Microdetermination of fatty acids by gas chromatography and cardiovascular risk stratification by the "EPA+DHA level".

The therapeutic options for interfering with the electrical instability of a pathologically remodeled or ischaemic heart remain limited. Of increasing importance become interventions which target the fatty acid composition of blood and membrane lipids. In particular, the long-chain omega-3 fatty acids eicosapentaenoic acid (EPA) and docosahexaenoic acid (DHA) provide parameters for stratification of risks associated with severe arrhythmia disorders and sudden cardiac death.
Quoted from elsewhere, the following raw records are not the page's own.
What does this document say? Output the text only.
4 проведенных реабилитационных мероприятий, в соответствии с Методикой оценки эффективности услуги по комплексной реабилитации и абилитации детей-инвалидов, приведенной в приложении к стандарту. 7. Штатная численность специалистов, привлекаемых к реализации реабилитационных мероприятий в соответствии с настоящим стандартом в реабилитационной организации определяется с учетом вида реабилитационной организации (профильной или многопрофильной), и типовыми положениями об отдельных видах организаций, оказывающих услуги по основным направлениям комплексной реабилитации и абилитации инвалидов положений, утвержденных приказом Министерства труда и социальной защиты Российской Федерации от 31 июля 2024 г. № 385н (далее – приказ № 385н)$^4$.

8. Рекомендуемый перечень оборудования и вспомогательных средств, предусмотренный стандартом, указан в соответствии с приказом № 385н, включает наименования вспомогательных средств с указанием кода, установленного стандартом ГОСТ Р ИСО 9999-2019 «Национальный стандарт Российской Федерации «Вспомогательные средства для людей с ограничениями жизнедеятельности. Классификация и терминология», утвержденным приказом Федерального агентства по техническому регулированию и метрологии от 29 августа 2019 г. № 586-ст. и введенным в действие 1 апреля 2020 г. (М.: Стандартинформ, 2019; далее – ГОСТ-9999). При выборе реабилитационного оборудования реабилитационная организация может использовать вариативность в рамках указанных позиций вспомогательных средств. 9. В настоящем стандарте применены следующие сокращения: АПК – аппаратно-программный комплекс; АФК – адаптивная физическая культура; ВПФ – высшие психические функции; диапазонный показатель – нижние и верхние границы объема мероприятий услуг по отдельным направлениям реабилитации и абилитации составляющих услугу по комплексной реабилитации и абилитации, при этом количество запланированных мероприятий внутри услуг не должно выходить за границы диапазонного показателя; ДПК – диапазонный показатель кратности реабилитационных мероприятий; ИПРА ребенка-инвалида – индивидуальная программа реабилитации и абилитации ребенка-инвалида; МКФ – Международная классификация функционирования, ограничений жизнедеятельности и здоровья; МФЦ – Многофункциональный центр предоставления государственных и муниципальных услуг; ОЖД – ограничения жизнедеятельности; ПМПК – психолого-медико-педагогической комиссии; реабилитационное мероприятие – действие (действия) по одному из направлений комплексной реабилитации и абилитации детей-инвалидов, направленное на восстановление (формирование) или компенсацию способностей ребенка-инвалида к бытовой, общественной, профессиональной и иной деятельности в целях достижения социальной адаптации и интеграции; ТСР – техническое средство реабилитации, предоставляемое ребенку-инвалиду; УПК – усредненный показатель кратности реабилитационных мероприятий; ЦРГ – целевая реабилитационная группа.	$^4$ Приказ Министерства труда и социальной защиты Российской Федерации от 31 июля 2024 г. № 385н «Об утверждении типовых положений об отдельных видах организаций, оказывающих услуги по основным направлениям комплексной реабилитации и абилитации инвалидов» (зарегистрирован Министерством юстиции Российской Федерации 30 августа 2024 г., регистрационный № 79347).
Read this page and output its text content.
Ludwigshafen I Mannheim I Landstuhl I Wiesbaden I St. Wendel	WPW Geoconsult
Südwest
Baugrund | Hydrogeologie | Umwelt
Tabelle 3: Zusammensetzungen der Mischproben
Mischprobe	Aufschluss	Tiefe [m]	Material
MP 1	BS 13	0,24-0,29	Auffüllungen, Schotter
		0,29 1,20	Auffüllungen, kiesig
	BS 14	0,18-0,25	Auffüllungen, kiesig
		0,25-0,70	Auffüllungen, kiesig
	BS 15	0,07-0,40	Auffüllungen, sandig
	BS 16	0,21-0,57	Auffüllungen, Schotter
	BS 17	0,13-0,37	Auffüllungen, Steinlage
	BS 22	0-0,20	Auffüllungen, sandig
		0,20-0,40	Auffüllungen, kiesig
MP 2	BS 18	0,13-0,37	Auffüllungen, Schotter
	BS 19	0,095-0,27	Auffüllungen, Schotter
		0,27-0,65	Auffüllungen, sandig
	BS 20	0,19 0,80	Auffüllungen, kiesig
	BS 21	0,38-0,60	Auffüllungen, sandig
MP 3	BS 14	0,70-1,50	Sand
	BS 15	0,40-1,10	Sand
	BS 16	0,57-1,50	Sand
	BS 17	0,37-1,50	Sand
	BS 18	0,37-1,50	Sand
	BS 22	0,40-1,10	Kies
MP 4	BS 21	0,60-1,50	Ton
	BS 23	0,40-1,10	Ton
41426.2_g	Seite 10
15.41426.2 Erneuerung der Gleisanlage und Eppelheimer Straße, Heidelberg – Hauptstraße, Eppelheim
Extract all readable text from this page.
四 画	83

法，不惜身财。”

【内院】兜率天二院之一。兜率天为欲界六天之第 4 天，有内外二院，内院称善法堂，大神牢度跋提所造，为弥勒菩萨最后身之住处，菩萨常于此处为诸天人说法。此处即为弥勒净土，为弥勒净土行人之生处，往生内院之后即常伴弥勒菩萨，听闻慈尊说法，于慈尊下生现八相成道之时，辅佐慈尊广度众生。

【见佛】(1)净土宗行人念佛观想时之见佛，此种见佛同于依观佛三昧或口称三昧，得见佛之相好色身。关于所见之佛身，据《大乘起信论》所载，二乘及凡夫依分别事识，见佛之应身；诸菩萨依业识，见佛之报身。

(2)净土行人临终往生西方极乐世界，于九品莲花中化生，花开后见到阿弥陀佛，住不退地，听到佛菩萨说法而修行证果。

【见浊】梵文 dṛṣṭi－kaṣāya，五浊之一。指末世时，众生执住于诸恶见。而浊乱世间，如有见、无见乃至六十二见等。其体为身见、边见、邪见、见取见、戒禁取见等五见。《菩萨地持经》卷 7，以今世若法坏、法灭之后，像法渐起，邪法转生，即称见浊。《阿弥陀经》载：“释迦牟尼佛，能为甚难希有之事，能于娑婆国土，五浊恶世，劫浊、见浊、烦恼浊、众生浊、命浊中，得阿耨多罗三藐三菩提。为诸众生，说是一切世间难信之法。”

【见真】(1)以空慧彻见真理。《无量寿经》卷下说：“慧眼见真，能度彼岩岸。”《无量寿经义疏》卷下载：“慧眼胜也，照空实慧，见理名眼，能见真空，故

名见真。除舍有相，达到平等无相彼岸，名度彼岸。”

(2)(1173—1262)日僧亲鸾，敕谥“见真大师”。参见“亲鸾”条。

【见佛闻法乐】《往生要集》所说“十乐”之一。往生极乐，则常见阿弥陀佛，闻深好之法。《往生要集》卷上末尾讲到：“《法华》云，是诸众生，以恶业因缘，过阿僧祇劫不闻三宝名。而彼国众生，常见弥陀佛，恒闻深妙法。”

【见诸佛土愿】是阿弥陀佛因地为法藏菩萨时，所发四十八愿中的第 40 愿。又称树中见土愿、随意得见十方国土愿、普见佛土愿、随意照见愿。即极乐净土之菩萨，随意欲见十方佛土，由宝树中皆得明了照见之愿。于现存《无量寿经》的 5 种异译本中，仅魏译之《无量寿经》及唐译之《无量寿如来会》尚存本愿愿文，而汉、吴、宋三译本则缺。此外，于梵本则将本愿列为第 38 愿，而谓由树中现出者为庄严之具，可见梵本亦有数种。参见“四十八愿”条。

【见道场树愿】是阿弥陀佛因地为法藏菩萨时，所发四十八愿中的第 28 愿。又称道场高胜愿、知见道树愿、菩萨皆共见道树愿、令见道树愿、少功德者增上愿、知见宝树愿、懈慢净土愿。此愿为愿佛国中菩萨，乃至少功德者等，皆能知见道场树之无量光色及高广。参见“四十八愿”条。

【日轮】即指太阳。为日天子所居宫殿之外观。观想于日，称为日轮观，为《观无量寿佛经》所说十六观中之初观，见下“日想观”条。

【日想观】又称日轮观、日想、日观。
Since EPA and DHA appear to have their anti-arrhythmogenic actions when present as free fatty acids, the parameters which determine a critical free fatty acid concentration are of great interest. In the present study, conclusions on EPA and DHA incorporation in blood lipids are derived from the administration of Omacor which contains highly purified (84%) EPA and DHA ethyl esters and reduced the risk of sudden cardiac death by 45% in post-myocardial infarction patients (GISSI-Prevention study). The "EPA+DHA level" is described as risk identifying parameter for severe arrhythmia disorders, particularly if they are associated with myocardial ischaemia. It appears essential not only to build up body stores for release of EPA and DHA but to provide also a sustained uptake of EPA and DHA in the form of ethyl esters. In contrast to more rapidly absorbed triacylglycerols from fish, ethyl esters are taken up slowly within 24 h. For the administration of 1 g/day Omacor to healthy volunteers, it is shown that in whole blood EPA is increased from 0.6% to 1.4% within 10 days while DHA is increased from 2.9% to 4.3%. After withdrawal, the EPA and DHA levels approach baseline values within 10 days. A gas chromatographic procedure was established which requires only 10 microl of whole blood for the identification of more than 30 fatty acids. Evidence is summarized strengthening the concept that a low "EPA+DHA level" presents a risk for severe arrhythmia disorders and sudden cardiac death. The administration of 840 mg/day of EPA and DHA ethyl esters raises the "EPA+DHA level" to approximately 6% that is associated with protection from sudden cardiac death. The pharmacological effects of ethyl esters are compared with the naturally occurring EPA and DHA triacylglycerols present in fish or fish oils which are of interest in primary prevention of cardiovascular disorders.